01

19 1 0
                                    

Beberapa orang berhenti di kios-kios kecil pinggir jalan sebelum mereka berangkat bekerja. Tentu saja, cuaca panas seperti ini, akan sangat nikmat jika dilalui dengan minuman dingin.
Selain bisa menyegarkan badan, pikiran dan otak, juga menambah semangat dalam melakukan pekerjaan.

Memang, belakangan ini, dawet benar-benar populer. Baik di kalangan anak muda, maupun orang tua. Es dawet yang awalnya hanya ditemui di pinggiran jalan, kini beralih ke kafe-kafe kekinian yang mudah ditemukan.

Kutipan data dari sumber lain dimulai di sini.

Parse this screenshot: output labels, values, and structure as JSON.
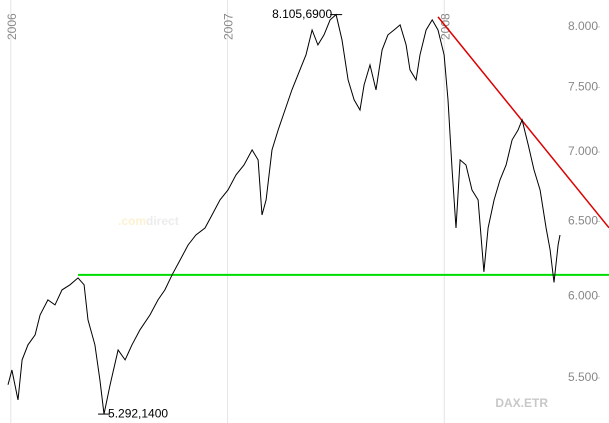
{
  "chart_data": {
    "type": "line",
    "log_scale": true,
    "watermark": [
      ".com",
      "direct"
    ],
    "xlim": [
      2005.95,
      2008.76
    ],
    "xticks": [
      2006,
      2007,
      2008
    ],
    "ylim": [
      5242,
      8233
    ],
    "yticks": [
      {
        "value": 5500,
        "label": "5.500"
      },
      {
        "value": 6000,
        "label": "6.000"
      },
      {
        "value": 6500,
        "label": "6.500"
      },
      {
        "value": 7000,
        "label": "7.000"
      },
      {
        "value": 7500,
        "label": "7.500"
      },
      {
        "value": 8000,
        "label": "8.000"
      }
    ],
    "series": [
      {
        "name": "DAX.ETR",
        "color": "#000000",
        "x": [
          2005.987,
          2006.005,
          2006.033,
          2006.052,
          2006.079,
          2006.112,
          2006.135,
          2006.171,
          2006.204,
          2006.236,
          2006.273,
          2006.31,
          2006.338,
          2006.356,
          2006.388,
          2006.411,
          2006.43,
          2006.458,
          2006.495,
          2006.527,
          2006.559,
          2006.596,
          2006.642,
          2006.679,
          2006.711,
          2006.744,
          2006.781,
          2006.818,
          2006.854,
          2006.896,
          2006.928,
          2006.965,
          2007.002,
          2007.039,
          2007.076,
          2007.113,
          2007.141,
          2007.159,
          2007.178,
          2007.205,
          2007.233,
          2007.265,
          2007.297,
          2007.334,
          2007.362,
          2007.39,
          2007.417,
          2007.445,
          2007.473,
          2007.501,
          2007.528,
          2007.556,
          2007.584,
          2007.611,
          2007.63,
          2007.657,
          2007.685,
          2007.713,
          2007.74,
          2007.768,
          2007.796,
          2007.824,
          2007.842,
          2007.87,
          2007.888,
          2007.916,
          2007.944,
          2007.971,
          2007.999,
          2008.017,
          2008.036,
          2008.054,
          2008.073,
          2008.1,
          2008.128,
          2008.156,
          2008.183,
          2008.202,
          2008.23,
          2008.257,
          2008.285,
          2008.313,
          2008.34,
          2008.359,
          2008.387,
          2008.414,
          2008.442,
          2008.47,
          2008.488,
          2008.506,
          2008.525,
          2008.534
        ],
        "values": [
          5460,
          5547,
          5373,
          5607,
          5698,
          5759,
          5883,
          5978,
          5946,
          6042,
          6075,
          6120,
          6075,
          5852,
          5698,
          5489,
          5292.14,
          5460,
          5667,
          5607,
          5698,
          5790,
          5883,
          5978,
          6042,
          6140,
          6238,
          6339,
          6407,
          6455,
          6545,
          6651,
          6722,
          6831,
          6904,
          7016,
          6941,
          6545,
          6651,
          7016,
          7166,
          7321,
          7480,
          7641,
          7765,
          7974,
          7848,
          7932,
          8060,
          8105.69,
          7890,
          7560,
          7401,
          7321,
          7520,
          7682,
          7480,
          7806,
          7932,
          7974,
          8017,
          7848,
          7641,
          7560,
          7765,
          7974,
          8060,
          7974,
          7765,
          7401,
          6868,
          6455,
          6941,
          6904,
          6722,
          6651,
          6160,
          6455,
          6651,
          6795,
          6904,
          7091,
          7166,
          7244,
          7054,
          6868,
          6722,
          6455,
          6306,
          6090,
          6339,
          6407
        ]
      }
    ],
    "annotations": [
      {
        "text": "8.105,6900",
        "x": 2007.501,
        "y": 8105.69
      },
      {
        "text": "5.292,1400",
        "x": 2006.43,
        "y": 5292.14
      }
    ],
    "hlines": [
      {
        "y": 6140,
        "x_start": 2006.31,
        "color": "#00dd00"
      }
    ],
    "trendlines": [
      {
        "x": [
          2007.971,
          2008.76
        ],
        "y": [
          8086,
          6456
        ],
        "color": "#dd0000"
      }
    ]
  }
}
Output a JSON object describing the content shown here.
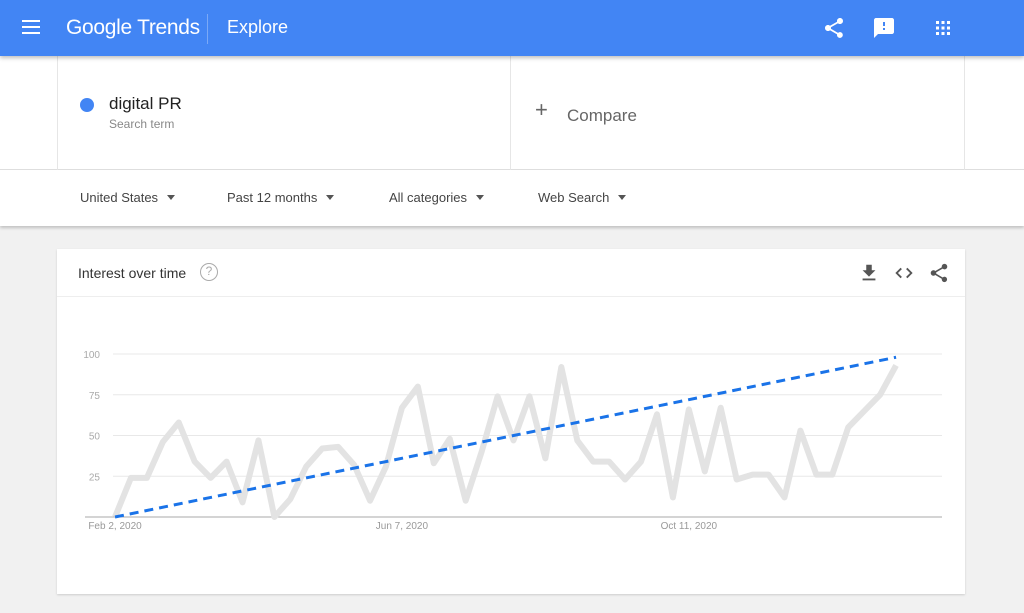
{
  "header": {
    "logo": "Google Trends",
    "page": "Explore",
    "icons": [
      "menu-icon",
      "share-icon",
      "feedback-icon",
      "apps-icon"
    ]
  },
  "search": {
    "term": "digital PR",
    "term_sub": "Search term",
    "term_color": "#4285f4",
    "compare_label": "Compare"
  },
  "filters": [
    {
      "label": "United States"
    },
    {
      "label": "Past 12 months"
    },
    {
      "label": "All categories"
    },
    {
      "label": "Web Search"
    }
  ],
  "card": {
    "title": "Interest over time",
    "icons": [
      "help-icon",
      "download-icon",
      "embed-icon",
      "share-icon"
    ]
  },
  "chart_data": {
    "type": "line",
    "title": "",
    "xlabel": "",
    "ylabel": "",
    "ylim": [
      0,
      100
    ],
    "yticks": [
      25,
      50,
      75,
      100
    ],
    "xticks": [
      {
        "label": "Feb 2, 2020",
        "index": 0
      },
      {
        "label": "Jun 7, 2020",
        "index": 18
      },
      {
        "label": "Oct 11, 2020",
        "index": 36
      }
    ],
    "grid": true,
    "series": [
      {
        "color": "#e3e3e3",
        "values": [
          0,
          24,
          24,
          46,
          58,
          34,
          24,
          34,
          9,
          47,
          0,
          11,
          31,
          42,
          43,
          32,
          10,
          31,
          67,
          80,
          33,
          48,
          10,
          40,
          74,
          47,
          74,
          36,
          92,
          47,
          34,
          34,
          23,
          34,
          63,
          12,
          66,
          28,
          67,
          23,
          26,
          26,
          12,
          53,
          26,
          26,
          55,
          65,
          75,
          93
        ]
      },
      {
        "color": "#1a73e8",
        "style": "dashed",
        "trend": [
          0,
          98
        ]
      }
    ]
  }
}
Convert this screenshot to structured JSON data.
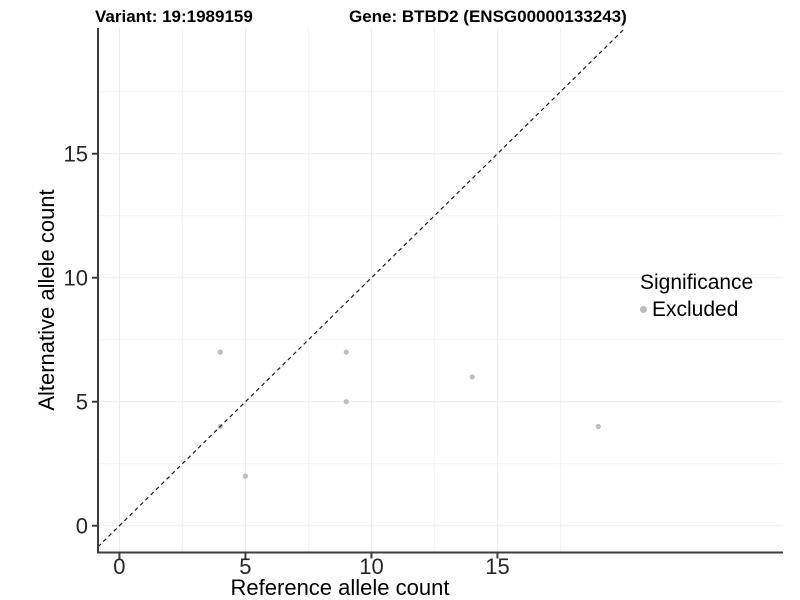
{
  "chart_data": {
    "type": "scatter",
    "titles": [
      "Variant: 19:1989159",
      "Gene: BTBD2 (ENSG00000133243)"
    ],
    "xlabel": "Reference allele count",
    "ylabel": "Alternative allele count",
    "x_ticks": [
      0,
      5,
      10,
      15
    ],
    "y_ticks": [
      0,
      5,
      10,
      15
    ],
    "x_minor_ticks": [
      2.5,
      7.5,
      12.5,
      17.5
    ],
    "y_minor_ticks": [
      2.5,
      7.5,
      12.5,
      17.5
    ],
    "xlim": [
      -0.85,
      26.33
    ],
    "ylim": [
      -1.08,
      20.07
    ],
    "grid": "major_and_minor",
    "series": [
      {
        "name": "Excluded",
        "color": "#bdbdbd",
        "points": [
          [
            4,
            4
          ],
          [
            4,
            7
          ],
          [
            5,
            2
          ],
          [
            9,
            5
          ],
          [
            9,
            7
          ],
          [
            14,
            6
          ],
          [
            19,
            4
          ]
        ]
      }
    ],
    "identity_line": {
      "slope": 1,
      "intercept": 0,
      "style": "dashed",
      "color": "#1a1a1a"
    },
    "legend": {
      "title": "Significance",
      "position": "right-inside",
      "items": [
        {
          "label": "Excluded",
          "color": "#bdbdbd"
        }
      ]
    },
    "colors": {
      "grid_major": "#ebebeb",
      "grid_minor": "#f3f3f3",
      "axis_line": "#3c3c3c",
      "tick_label": "#262626"
    }
  }
}
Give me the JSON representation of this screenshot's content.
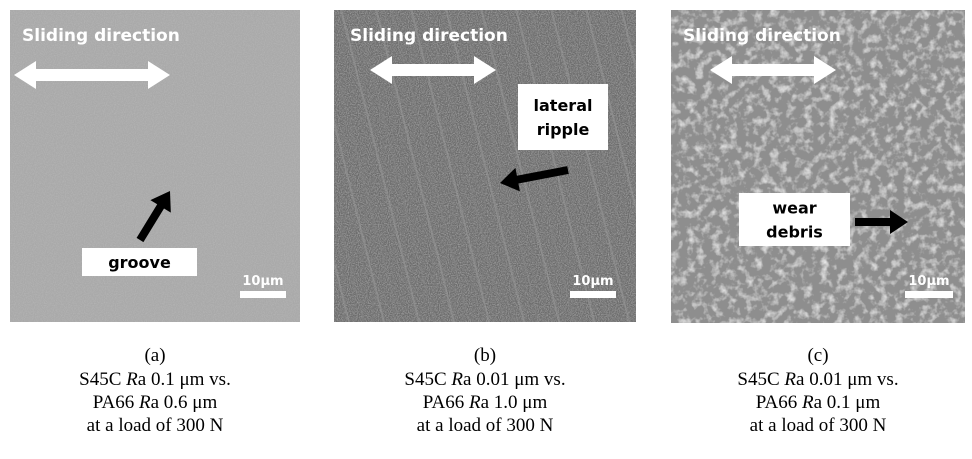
{
  "panels": [
    {
      "label": "(a)",
      "overlay_title": "Sliding direction",
      "annotation": [
        "groove"
      ],
      "scale_bar": "10μm",
      "caption": [
        [
          "S45C ",
          "R",
          "a 0.1 μm vs."
        ],
        [
          "PA66 ",
          "R",
          "a 0.6 μm"
        ],
        [
          "at a load of 300 N"
        ]
      ]
    },
    {
      "label": "(b)",
      "overlay_title": "Sliding direction",
      "annotation": [
        "lateral",
        "ripple"
      ],
      "scale_bar": "10μm",
      "caption": [
        [
          "S45C ",
          "R",
          "a 0.01 μm vs."
        ],
        [
          "PA66 ",
          "R",
          "a 1.0 μm"
        ],
        [
          "at a load of 300 N"
        ]
      ]
    },
    {
      "label": "(c)",
      "overlay_title": "Sliding direction",
      "annotation": [
        "wear",
        "debris"
      ],
      "scale_bar": "10μm",
      "caption": [
        [
          "S45C ",
          "R",
          "a 0.01 μm vs."
        ],
        [
          "PA66 ",
          "R",
          "a 0.1 μm"
        ],
        [
          "at a load of 300 N"
        ]
      ]
    }
  ]
}
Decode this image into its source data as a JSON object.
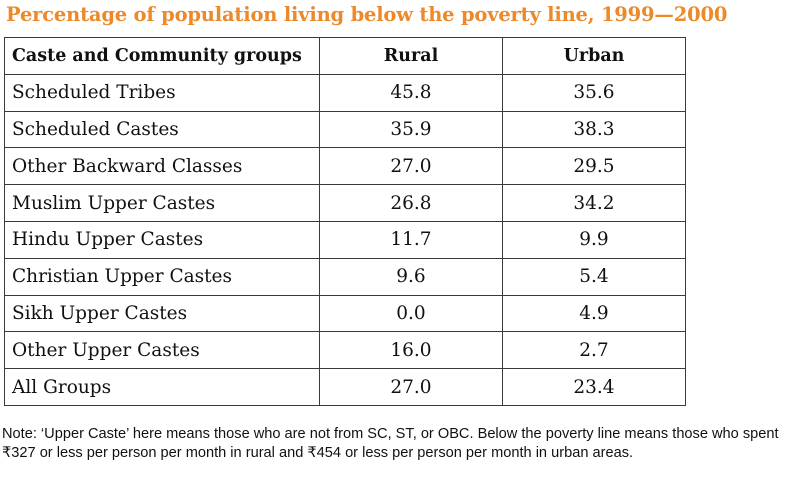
{
  "chart_data": {
    "type": "table",
    "title": "Percentage of population living below the poverty line, 1999—2000",
    "columns": [
      "Caste and Community groups",
      "Rural",
      "Urban"
    ],
    "rows": [
      {
        "group": "Scheduled Tribes",
        "rural": "45.8",
        "urban": "35.6"
      },
      {
        "group": "Scheduled Castes",
        "rural": "35.9",
        "urban": "38.3"
      },
      {
        "group": "Other Backward Classes",
        "rural": "27.0",
        "urban": "29.5"
      },
      {
        "group": "Muslim Upper Castes",
        "rural": "26.8",
        "urban": "34.2"
      },
      {
        "group": "Hindu Upper Castes",
        "rural": "11.7",
        "urban": "9.9"
      },
      {
        "group": "Christian Upper Castes",
        "rural": "9.6",
        "urban": "5.4"
      },
      {
        "group": "Sikh Upper Castes",
        "rural": "0.0",
        "urban": "4.9"
      },
      {
        "group": "Other Upper Castes",
        "rural": "16.0",
        "urban": "2.7"
      }
    ],
    "total": {
      "group": "All Groups",
      "rural": "27.0",
      "urban": "23.4"
    },
    "note": "Note: ‘Upper Caste’ here means those who are not from SC, ST, or OBC. Below the poverty line means those who spent ₹327 or less per person per month in rural and ₹454 or less per person per month in urban areas."
  },
  "colors": {
    "title": "#ec8a2b",
    "border": "#3a3a3a",
    "text": "#111111"
  }
}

Tidak hanya di kafe, tetapi es dawet mulai muncul sebagai hidangan pencuci mulut di restoran ternama. Es dawet kini tidak lagi dipandang sebelah mata.

Kepopuleran es dawet tidak perlu diragukan lagi. Entah apa yang terdapat dalam minuman menyegarkan itu, tetapi banyak orang meyakini jika segelas es dawet yang kini viral itu dapat meningkatkan stamina.

***

Sebuah universitas ternama yang menjadi primadona setiap lulusan sekolah menengah terletak tidak jauh dari alun-alun kota. Bagaimana tidak, terhitung setengah dari para petinggi negara yang menduduki kursi kabinet berasal dari universitas ini.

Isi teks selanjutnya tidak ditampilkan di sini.